Clubhouse Announces New Hires, First Funding Recipients, as it Refines its Focus on Content

With alternative audio social tools rising fast, Clubhouse has found itself in an increasingly uphill battle to maintain audience attention, pitted against far better-resourced opponents who are looking to tap into the trend that it originated, and essentially stunt the app’s growth in order to keep their own users from drifting.

Which, of course, makes sense, but for Clubhouse itself, that means that it’s at risk of losing out entirely, as fewer people download the app, and it struggles to open up access to every interested, potential user – while Twitter and Facebook, at the flip of a switch, are able to provide the same types of tools to millions of people, shutting Clubhouse’s window just a little more with every update and expansion.

Given this, the longer-term prospects for Clubhouse are not looking great, unless it can find another, more unique angle.

Which is now becoming the app’s focus – this week, Clubhouse has made several announcements which point to that next key shift, and could help Clubhouse carve out a more specific, differentiated niche, and enable it to maintain its growth, despite the increased competition.

First off, on Wednesday, Clubhouse announced the first recipients of its ‘Creator First’ grants program, through which it will fund the development of a range of original programming from Clubhouse creators.

Clubhouse announced its Creator First funding program back in March, which will see it provide support, resources and equipment to assist in the development of a range of original audio concepts. Clubhouse will also ensure that participants in the program are provided with at least $5000 in guaranteed monthly income, while it will also assist in securing sponsorship and brand partnership arrangements to establish a more sustainable funding flow for these unique shows.

That will help the app secure more original, quality programming, while also ensuring that these popular creators keep sharing to the app, a key step in establishing audience connection, and keeping listeners coming back, even with more audio broadcasts now competing for attention.

Clubhouse is also taking its original content push another step further with the hiring of Kelly Stoetzel, the former head of conferences and speaker curation at TED, as well as former Google engineer Justin Uberti, who had been heavily involved in Google’s audio and video product offerings.  

As reported by Variety, Stoetzel, who’s worked at TED for the past 17-years, will be tasked with recruiting more ‘thoughtful people’ to the platform:

“…including authors, scientists, academics and other creatives to use the app’s interactive audio rooms.

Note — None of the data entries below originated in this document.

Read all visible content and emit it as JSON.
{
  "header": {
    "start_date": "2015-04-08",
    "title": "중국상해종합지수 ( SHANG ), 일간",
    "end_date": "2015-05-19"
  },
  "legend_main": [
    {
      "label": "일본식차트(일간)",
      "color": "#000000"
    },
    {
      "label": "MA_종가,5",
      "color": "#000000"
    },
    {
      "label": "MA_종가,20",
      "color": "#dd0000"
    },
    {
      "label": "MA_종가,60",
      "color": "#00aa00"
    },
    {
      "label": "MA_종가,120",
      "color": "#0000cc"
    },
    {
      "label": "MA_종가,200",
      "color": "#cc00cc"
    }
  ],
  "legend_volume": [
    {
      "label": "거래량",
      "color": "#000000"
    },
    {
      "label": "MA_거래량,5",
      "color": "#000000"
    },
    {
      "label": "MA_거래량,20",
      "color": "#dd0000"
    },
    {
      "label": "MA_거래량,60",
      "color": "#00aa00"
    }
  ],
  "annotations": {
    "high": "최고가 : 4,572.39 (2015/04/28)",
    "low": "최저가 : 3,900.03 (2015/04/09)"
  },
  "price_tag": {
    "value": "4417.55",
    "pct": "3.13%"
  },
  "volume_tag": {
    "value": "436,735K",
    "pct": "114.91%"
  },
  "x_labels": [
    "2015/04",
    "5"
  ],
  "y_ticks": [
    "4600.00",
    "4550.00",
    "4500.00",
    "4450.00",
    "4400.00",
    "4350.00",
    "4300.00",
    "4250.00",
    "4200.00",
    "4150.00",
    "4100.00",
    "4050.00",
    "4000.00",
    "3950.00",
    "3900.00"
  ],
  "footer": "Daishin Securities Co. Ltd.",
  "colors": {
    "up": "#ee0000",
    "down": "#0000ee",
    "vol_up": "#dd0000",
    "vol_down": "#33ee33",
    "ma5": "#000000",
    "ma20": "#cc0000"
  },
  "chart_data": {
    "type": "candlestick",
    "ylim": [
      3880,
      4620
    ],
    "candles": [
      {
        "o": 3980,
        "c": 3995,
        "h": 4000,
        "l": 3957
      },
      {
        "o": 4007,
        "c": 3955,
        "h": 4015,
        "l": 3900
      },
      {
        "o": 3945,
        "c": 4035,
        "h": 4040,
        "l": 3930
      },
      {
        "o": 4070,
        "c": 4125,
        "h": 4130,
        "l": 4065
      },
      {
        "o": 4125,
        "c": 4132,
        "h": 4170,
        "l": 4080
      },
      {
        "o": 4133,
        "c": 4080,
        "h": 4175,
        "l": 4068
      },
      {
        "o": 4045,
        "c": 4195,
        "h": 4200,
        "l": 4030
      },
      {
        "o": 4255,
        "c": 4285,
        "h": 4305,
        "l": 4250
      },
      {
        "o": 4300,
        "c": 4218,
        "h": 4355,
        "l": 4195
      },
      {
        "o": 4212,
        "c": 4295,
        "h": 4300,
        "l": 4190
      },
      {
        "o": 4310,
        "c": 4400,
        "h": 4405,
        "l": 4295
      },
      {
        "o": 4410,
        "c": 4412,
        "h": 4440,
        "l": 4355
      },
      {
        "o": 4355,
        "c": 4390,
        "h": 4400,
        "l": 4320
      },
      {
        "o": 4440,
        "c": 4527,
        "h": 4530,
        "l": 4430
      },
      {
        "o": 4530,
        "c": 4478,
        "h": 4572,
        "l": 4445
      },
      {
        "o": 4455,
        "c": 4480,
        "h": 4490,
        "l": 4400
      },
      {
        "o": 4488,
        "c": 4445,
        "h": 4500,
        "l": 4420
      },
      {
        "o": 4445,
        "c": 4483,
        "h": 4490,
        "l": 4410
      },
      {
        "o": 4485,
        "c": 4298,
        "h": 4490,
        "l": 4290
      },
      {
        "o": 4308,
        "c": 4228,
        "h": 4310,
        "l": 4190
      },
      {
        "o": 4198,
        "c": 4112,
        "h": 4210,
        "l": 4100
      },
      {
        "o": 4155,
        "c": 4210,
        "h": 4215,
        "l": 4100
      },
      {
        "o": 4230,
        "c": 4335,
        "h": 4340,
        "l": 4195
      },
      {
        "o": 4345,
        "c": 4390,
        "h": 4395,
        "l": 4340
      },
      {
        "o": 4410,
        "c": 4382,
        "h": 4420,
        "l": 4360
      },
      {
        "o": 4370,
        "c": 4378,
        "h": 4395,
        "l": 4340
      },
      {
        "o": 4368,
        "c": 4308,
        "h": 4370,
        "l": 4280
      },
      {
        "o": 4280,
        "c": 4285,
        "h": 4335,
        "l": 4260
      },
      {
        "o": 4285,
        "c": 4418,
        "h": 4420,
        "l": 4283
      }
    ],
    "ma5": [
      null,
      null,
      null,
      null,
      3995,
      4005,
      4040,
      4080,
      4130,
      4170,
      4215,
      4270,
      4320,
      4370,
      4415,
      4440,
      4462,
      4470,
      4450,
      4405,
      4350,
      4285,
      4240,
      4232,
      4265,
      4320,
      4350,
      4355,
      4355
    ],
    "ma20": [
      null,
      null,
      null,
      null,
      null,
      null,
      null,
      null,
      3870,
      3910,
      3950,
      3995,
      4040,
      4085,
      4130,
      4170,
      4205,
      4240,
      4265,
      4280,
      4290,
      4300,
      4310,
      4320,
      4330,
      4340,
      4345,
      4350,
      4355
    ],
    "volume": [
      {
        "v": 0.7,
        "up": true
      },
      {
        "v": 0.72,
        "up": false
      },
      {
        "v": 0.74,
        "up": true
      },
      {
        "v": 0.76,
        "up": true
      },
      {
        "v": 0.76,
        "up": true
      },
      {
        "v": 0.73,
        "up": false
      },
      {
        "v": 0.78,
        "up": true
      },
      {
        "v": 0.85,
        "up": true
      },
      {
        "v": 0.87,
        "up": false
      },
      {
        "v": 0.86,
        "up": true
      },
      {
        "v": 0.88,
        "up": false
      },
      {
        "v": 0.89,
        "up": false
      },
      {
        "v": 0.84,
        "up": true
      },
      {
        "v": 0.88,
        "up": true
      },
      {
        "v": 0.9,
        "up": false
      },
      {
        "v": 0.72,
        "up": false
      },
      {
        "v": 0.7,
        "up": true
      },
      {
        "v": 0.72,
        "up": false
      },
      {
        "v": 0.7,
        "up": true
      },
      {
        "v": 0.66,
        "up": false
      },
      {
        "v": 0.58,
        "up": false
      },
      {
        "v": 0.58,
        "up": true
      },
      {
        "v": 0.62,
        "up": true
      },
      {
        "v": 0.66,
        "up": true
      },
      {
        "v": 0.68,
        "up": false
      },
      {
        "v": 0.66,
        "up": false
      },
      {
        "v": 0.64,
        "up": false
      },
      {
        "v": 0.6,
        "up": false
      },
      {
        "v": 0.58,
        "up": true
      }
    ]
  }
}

She’ll also work with high-profile folks already on the platform, including Malcom Gladwell, Adam Grant, Amy Cuddy, Guy Raz, Dr. Bernice King and Frances Frei.”

Stoetzel’s experience, and connections, could help Clubhouse secure a range of high-profile, original broadcast partnerships, and could play a key role in ensuring the app remains relevant, despite other platforms offering more reach. 

Uberti, meanwhile, will help improve the quality of the in-app experience, and ensure that Clubhouse users are getting optimal audio and engagement benefits within its Rooms.

In combination, these new developments point to the app’s increasing focus on quality over quantity, which is a good thing, because there’s simply no way that Clubhouse will be able to scale fast enough to compete with the reach benefits offered by other tools.

By honing its focus on more specific use cases, however, Clubhouse could carve out a more specific audience offering, and much like Snapchat, it could then remain a relevant platform moving forward, even as other platforms look to steal its thunder, and quash its growth.

This appears to be the best way forward for Clubhouse, and these new developments do bode well in this respect. Vine, for example, waited too long to offer creator funding, which eventually saw its top stars, and their audiences, move to other platforms, while Snapchat, as noted, suffered a slowdown in momentum after the release of Instagram Stories, but has since regained it through niche focus.

Clubhouse would benefit from following that same blueprint, and with these latest updates, it does appear to be slowly steering itself in that direction.  

Will that see Clubhouse stick around for the long term? It’s still early days, but it does seem like a step in the right direction.